Studio album by Nat King Cole
- Released: April 1957
- Recorded: December 19, 28, 1956
- Studio: Capitol (Hollywood)
- Genre: Jazz
- Length: 36:14 (12-track original album); 30:38 (10 track version); 45:43 (reissue with bonus tracks)
- Label: Capitol
- Producer: Lee Gillette

Nat King Cole chronology
| Just One of Those Things (1957) | Love Is the Thing (1957) | Cole Español (1958) |

= Love Is the Thing =

Love Is the Thing is a 1957 album released by American jazz vocalist Nat King Cole. It is the first of four collaborations between Cole and influential arranger Gordon Jenkins.

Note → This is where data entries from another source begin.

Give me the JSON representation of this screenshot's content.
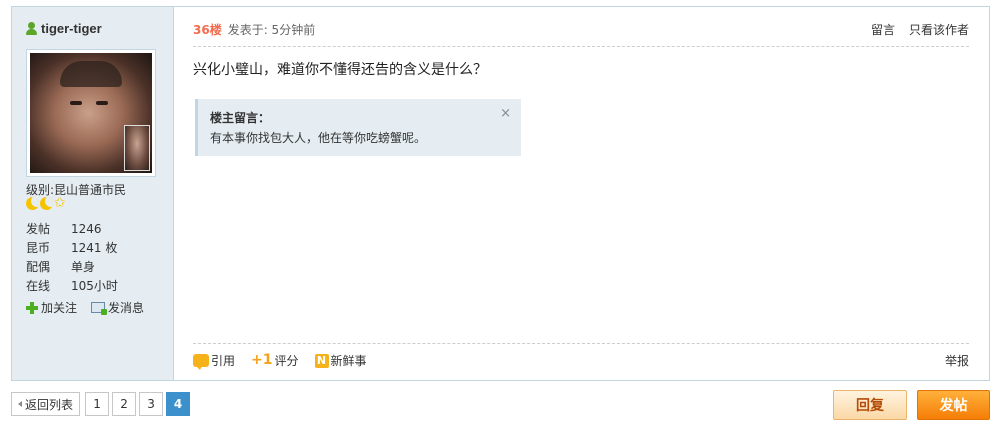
{
  "author": {
    "name": "tiger-tiger"
  },
  "profile": {
    "level_label": "级别:",
    "level_value": "昆山普通市民",
    "stats": [
      {
        "key": "发帖",
        "value": "1246"
      },
      {
        "key": "昆币",
        "value": "1241 枚"
      },
      {
        "key": "配偶",
        "value": "单身"
      },
      {
        "key": "在线",
        "value": "105小时"
      }
    ],
    "follow_label": "加关注",
    "message_label": "发消息"
  },
  "post": {
    "floor": "36楼",
    "posted_at": "发表于: 5分钟前",
    "top_links": {
      "leave_note": "留言",
      "only_author": "只看该作者"
    },
    "message": "兴化小璧山，难道你不懂得还告的含义是什么？",
    "note": {
      "title": "楼主留言：",
      "text": "有本事你找包大人，他在等你吃螃蟹呢。",
      "close": "×"
    },
    "footer": {
      "quote": "引用",
      "rate": "评分",
      "news": "新鲜事",
      "report": "举报"
    }
  },
  "pager": {
    "back_label": "返回列表",
    "pages": [
      "1",
      "2",
      "3",
      "4"
    ],
    "current": "4"
  },
  "buttons": {
    "reply": "回复",
    "post": "发帖"
  },
  "colors": {
    "accent": "#f26c4f",
    "page_current": "#3c90cc",
    "sidebar_bg": "#e5edf2",
    "post_button": "#f57d05"
  }
}
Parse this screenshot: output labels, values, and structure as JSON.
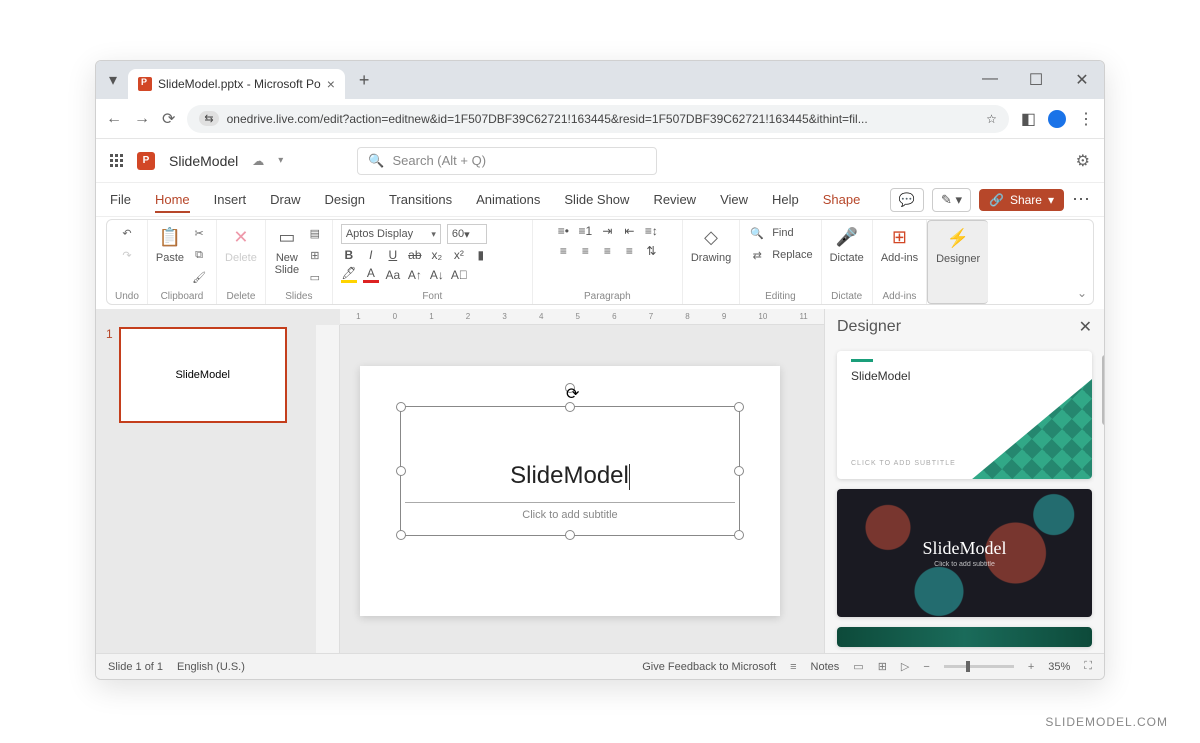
{
  "browser": {
    "tab_title": "SlideModel.pptx - Microsoft Po",
    "url": "onedrive.live.com/edit?action=editnew&id=1F507DBF39C62721!163445&resid=1F507DBF39C62721!163445&ithint=fil..."
  },
  "app": {
    "doc_name": "SlideModel",
    "search_placeholder": "Search (Alt + Q)"
  },
  "tabs": {
    "file": "File",
    "home": "Home",
    "insert": "Insert",
    "draw": "Draw",
    "design": "Design",
    "transitions": "Transitions",
    "animations": "Animations",
    "slideshow": "Slide Show",
    "review": "Review",
    "view": "View",
    "help": "Help",
    "shape": "Shape",
    "share": "Share"
  },
  "ribbon": {
    "undo": "Undo",
    "paste": "Paste",
    "clipboard": "Clipboard",
    "delete": "Delete",
    "new_slide": "New\nSlide",
    "slides": "Slides",
    "font_name": "Aptos Display",
    "font_size": "60",
    "font": "Font",
    "paragraph": "Paragraph",
    "drawing": "Drawing",
    "find": "Find",
    "replace": "Replace",
    "editing": "Editing",
    "dictate": "Dictate",
    "addins": "Add-ins",
    "designer": "Designer"
  },
  "slide": {
    "number": "1",
    "thumb_text": "SlideModel",
    "title": "SlideModel",
    "subtitle_placeholder": "Click to add subtitle"
  },
  "designer": {
    "title": "Designer",
    "card1_title": "SlideModel",
    "card1_sub": "CLICK TO ADD SUBTITLE",
    "card2_title": "SlideModel",
    "card2_sub": "Click to add subtitle"
  },
  "status": {
    "slide_info": "Slide 1 of 1",
    "language": "English (U.S.)",
    "feedback": "Give Feedback to Microsoft",
    "notes": "Notes",
    "zoom": "35%"
  },
  "ruler": [
    "1",
    "0",
    "1",
    "2",
    "3",
    "4",
    "5",
    "6",
    "7",
    "8",
    "9",
    "10",
    "11"
  ],
  "watermark": "SLIDEMODEL.COM"
}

Launching the charting single "Stardust", which peaked at #79, the album reached #1 on Billboard's "Pop Albums" chart and tied at #1 on the UK Charts with the soundtrack for the 1956 film The King and I. According to the records of the RIAA, the album achieved gold status in 1960 and broke platinum in 1992. The LP was Cole's first gold album.

Professional ratings
Review scores
| Source | Rating |
| Allmusic | Star Half star |
| The Rolling Stone Jazz Record Guide | Star |

==Overview==
In 1956, Cole came together with popular music arranger Jenkins to produce the first of the four collaborations that are described by critics as among the best of either artist. American Jazz commenter Scott Yanow noted that the album "sticks exclusively" to the role Cole had established in 1950s popular opinion as a "superb ballad vocalist". While Love Is the Thing little reflects the jazz roots whence Cole emerged, the singer's "restrained vocal approach" and the arranger's "unhurried string charts" combined to produce a romantic album of enduring popularity.

Cole's three further albums with Jenkins were The Very Thought of You (1958), Every Time I Feel the Spirit (1959), and Where Did Everyone Go? (1963).

==Release history==
Originally released by Capitol Records, the album has been re-issued by various companies in alternate forms.

A 1996 re-release on 24-kt gold foil by the Digital Compact Classics label included three bonus tracks, the same tracks incorporated in the re-titled 1991 CD Love Is the Thing (And More). In 2007, The Collectors' Choice label reissued the album in conjunction with the final Cole/Jenkins collaboration on a single disc entitled Love Is the Thing/Where Did Everyone Go? In 2010 the audiophile Analogue Productions label issued a hybrid SACD of the album, containing its original 12 tracks in mono, stereo, and three-track multichannel sound.

The original mono edition of the LP (Capitol W 824) contained two tracks not found on the original stereo edition (Capitol SW 824), those being "Maybe It's Because I Love You Too Much" and "Love Letters," neither of which have appeared in stereo on any reissue.

==Track listing==
1. "When I Fall in Love" (Edward Heyman, Victor Young) – 3:10
2. "Stardust" (Hoagy Carmichael, Mitchell Parish) – 3:15
3. "Stay as Sweet as You Are" (Mack Gordon, Harry Revel) – 2:59
4. "Where Can I Go Without You?" (Peggy Lee, Young) – 2:57
5. "Maybe It's Because I Love You Too Much" (Irving Berlin) – 2:50
6. "Love Letters" (Heyman, Young) – 2:46
7. "Ain't Misbehavin'" (Harry Brooks, Andy Razaf, Fats Waller) – 3:17
8. "I Thought About Marie" (Gordon Jenkins) – 3:06
9. "At Last" (Gordon, Harry Warren) – 3:00
10. "It's All in the Game" (Charles G. Dawes, Carl Sigman) – 3:07
11. "When Sunny Gets Blue" (Marvin Fisher, Jack Segal) – 2:46
12. "Love Is the Thing" (Ned Washington, Young) – 3:01

==Bonus Tracks==
1. - "Someone to Tell It To" (Sammy Cahn, Dolores Fuller, Jimmy Van Heusen) – 3:17
2. "The End of a Love Affair" (Edward Redding) – 3:11
3. "If Love Ain't There" (Johnny Burke) – 3:01

==Personnel==
- Nat King Cole – vocals
- Lee Gillette – producer
- Gordon Jenkins – arranger, conductor
- Charlie LaVere – piano
- John Kraus – engineer

==Chart positions==

| Chart (1957) | Peak position |
|---|---|
| UK Albums Chart | 1 |

==Certifications==

Certifications and sales for Love Is the Thing
| Region | Certification | Certified units/sales |
| United States (RIAA) | Platinum | 1,000,000^{^} |
^{^} Shipments figures based on certification alone.